If you identify any of these IoCs, it’s essential to act promptly:

1. Device Isolation: Disconnect the affected device from networks to prevent further data exfiltration.

2. Malware Scan: Run a comprehensible malware scan. Use a reputed security software to detect and eliminate threats.

3. Software Updates:  Ensure to keep your Operating Systems(OS), browsers, plugins, and other applications up-to-date with the latest versions.

4. Change Passwords: Promptly change the passwords of all your accounts especially for sensitive applications such as banking, social media and emails.

5. Monitor Account Activity: Regularly check account activities and set up alerts for any critical activity or unauthorized actions. 

6. Expert consultation: If you are unsure about the spyware’s complete removal, it is better to seek help from a cybersecurity expert.

How is spyware different from data collection tools? 

The differences between the two are consent and intention.
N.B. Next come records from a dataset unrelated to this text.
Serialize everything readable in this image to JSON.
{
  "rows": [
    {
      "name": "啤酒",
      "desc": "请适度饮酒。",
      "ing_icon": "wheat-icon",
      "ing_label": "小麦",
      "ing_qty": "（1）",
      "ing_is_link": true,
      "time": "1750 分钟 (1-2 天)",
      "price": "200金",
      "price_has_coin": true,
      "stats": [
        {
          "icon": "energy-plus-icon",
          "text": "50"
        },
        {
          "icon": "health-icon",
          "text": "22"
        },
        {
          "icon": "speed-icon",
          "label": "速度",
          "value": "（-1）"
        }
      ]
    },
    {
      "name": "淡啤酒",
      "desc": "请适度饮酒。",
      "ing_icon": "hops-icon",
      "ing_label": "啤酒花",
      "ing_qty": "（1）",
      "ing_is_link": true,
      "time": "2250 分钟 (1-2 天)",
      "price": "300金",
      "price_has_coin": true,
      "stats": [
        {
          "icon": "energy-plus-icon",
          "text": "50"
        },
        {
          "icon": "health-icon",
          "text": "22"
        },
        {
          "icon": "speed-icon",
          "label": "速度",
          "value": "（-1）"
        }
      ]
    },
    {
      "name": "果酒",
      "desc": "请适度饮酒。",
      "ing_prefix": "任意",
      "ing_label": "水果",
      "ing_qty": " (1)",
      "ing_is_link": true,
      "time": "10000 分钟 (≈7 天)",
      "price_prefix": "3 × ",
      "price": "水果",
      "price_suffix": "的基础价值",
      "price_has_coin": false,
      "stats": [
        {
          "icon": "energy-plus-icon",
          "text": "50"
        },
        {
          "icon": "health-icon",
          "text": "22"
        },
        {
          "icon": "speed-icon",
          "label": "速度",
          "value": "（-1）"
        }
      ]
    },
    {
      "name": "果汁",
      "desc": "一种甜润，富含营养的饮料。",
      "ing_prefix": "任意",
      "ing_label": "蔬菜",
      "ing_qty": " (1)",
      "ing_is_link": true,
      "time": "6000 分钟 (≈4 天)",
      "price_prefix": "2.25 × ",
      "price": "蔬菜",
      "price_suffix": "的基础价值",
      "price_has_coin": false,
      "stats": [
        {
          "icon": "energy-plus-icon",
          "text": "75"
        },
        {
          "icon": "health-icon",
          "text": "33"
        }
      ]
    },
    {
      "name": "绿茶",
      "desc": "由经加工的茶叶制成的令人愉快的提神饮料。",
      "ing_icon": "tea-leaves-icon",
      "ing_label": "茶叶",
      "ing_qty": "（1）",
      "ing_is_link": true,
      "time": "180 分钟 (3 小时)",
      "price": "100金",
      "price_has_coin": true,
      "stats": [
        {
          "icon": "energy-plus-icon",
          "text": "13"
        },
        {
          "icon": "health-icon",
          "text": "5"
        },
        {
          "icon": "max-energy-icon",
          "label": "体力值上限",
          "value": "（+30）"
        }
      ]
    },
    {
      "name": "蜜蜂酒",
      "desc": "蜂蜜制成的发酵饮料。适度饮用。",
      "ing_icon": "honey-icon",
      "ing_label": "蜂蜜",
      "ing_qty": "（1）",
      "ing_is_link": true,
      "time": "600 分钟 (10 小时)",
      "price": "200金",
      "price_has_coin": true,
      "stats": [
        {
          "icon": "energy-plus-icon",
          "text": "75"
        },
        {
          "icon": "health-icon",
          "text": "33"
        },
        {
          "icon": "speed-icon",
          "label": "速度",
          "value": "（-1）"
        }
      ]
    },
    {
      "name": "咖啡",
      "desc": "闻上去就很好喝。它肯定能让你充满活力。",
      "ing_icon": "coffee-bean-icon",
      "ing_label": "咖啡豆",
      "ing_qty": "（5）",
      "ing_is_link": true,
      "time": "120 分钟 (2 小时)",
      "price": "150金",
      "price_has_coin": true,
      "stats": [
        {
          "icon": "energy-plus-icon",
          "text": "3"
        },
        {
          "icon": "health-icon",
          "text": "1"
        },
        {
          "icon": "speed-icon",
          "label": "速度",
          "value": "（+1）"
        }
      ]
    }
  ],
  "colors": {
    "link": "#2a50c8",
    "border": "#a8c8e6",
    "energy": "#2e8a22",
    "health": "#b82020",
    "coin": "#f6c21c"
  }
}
While a spyware collects data without the user’s knowledge through illegitimate means, uses the data for his personal gain, and causes harm. The legitimate data collection tools and processes collect data only after user’s consent, by using standard procedures and use the data to improve the service quality or for other legitimate reasons [2]. For example, many websites track user’s activity for better customer support and improving the quality of their services. Most of them add such practices to their privacy policies. However, users have no say on how their information is collected, processed, shared and disposed of. 

Conclusion

Spyware is unregulated. Even for the so-called good spyware used for improving service the users cannot oversee how their data is collected and shared. As users it is imperative for us to remain informed, vigilant, and proactive. The digital era offers immense opportunities, but it’s crucial to navigate it with an eye on security. By understanding spyware’s intricacies, we can better equip ourselves to face and counter this silent observer in our digital journeys.